Владимир хмыкнул и заявил:
— Теперь я понимаю, о чем вы каждый день по два часа спорите в доме. Литераторы, блин.
Он бросил на меня взгляд через зеркало заднего вида, усмехнулся.
— Димка, тебе бы лекции по литературе читать, — сказал он. — Не удивлюсь, если ты и сам сейчас книжку пишешь, как Лиза.
Владимир поставил машину на том же месте, где и тогда: в пяти метрах от прорубленного в камышах прохода к воде, около кустов шиповника. Заглушил двигатель. Я вспомнил, что этот проход к воде много лет назад первым прорубил наш отец. С тех пор его подвиг повторяли другие рыбаки: проход так и не зарос камышом. Я отметил, что пока мы ехали к реке, уже рассвело. Выглянул в окно. Увидел, что над водой ещё клубился похожий на облака туман, а на траве поблёскивали капли росы. Камыши почти не шевелились. Да и на воде около берега пока не было волн. Я прислушался. Не различил стрёкот цикад.
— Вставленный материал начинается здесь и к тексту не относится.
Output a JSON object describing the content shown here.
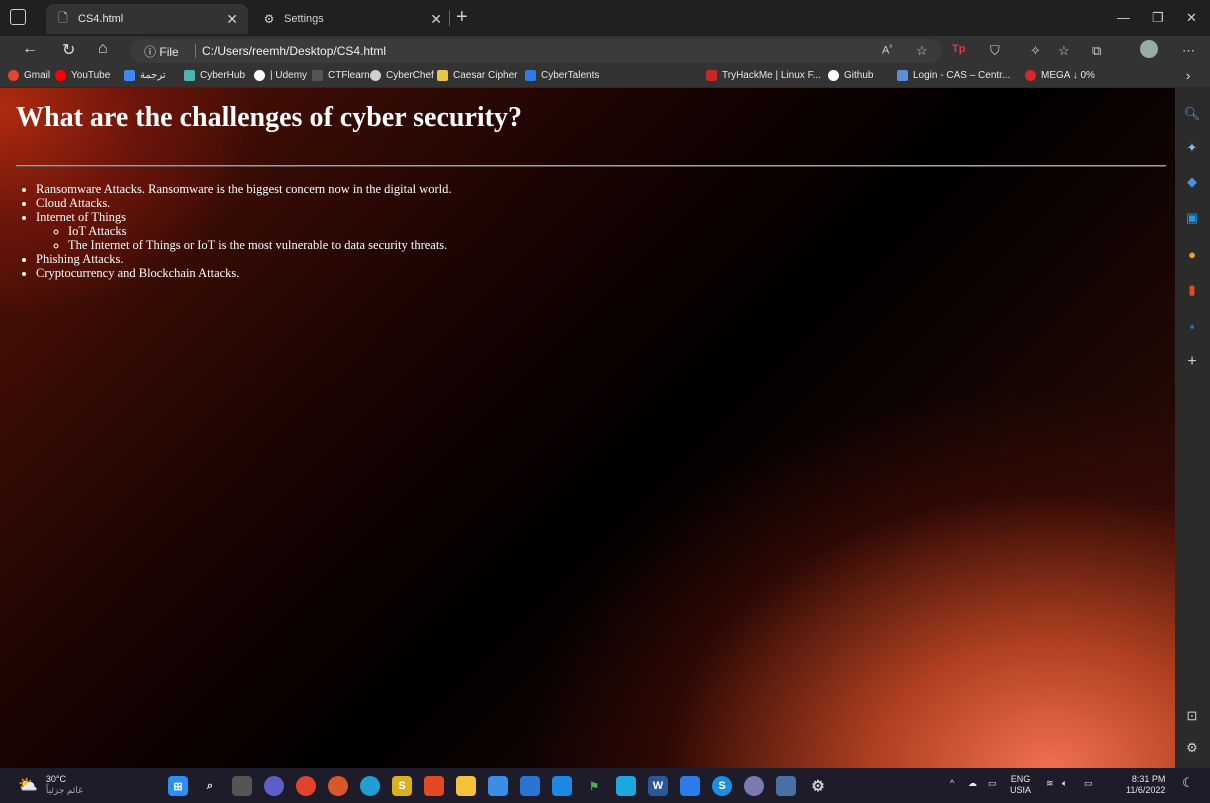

Но услышал, что из прибрежных зарослей доносились голоса птиц: тревожные, звучавшие подобно предупреждению об опасности.
«В тот раз мы к этим предупреждениям не прислушались», — подумал я.
Первой из машины выбралась Лиза. Она спрыгнула на землю и потянулась, как после сна. Громко зевнула.
— Красота-то какая! — воскликнула Лиза. — Папа, скорее доставай мою удочку! Сегодня я первая поймаю рыбу!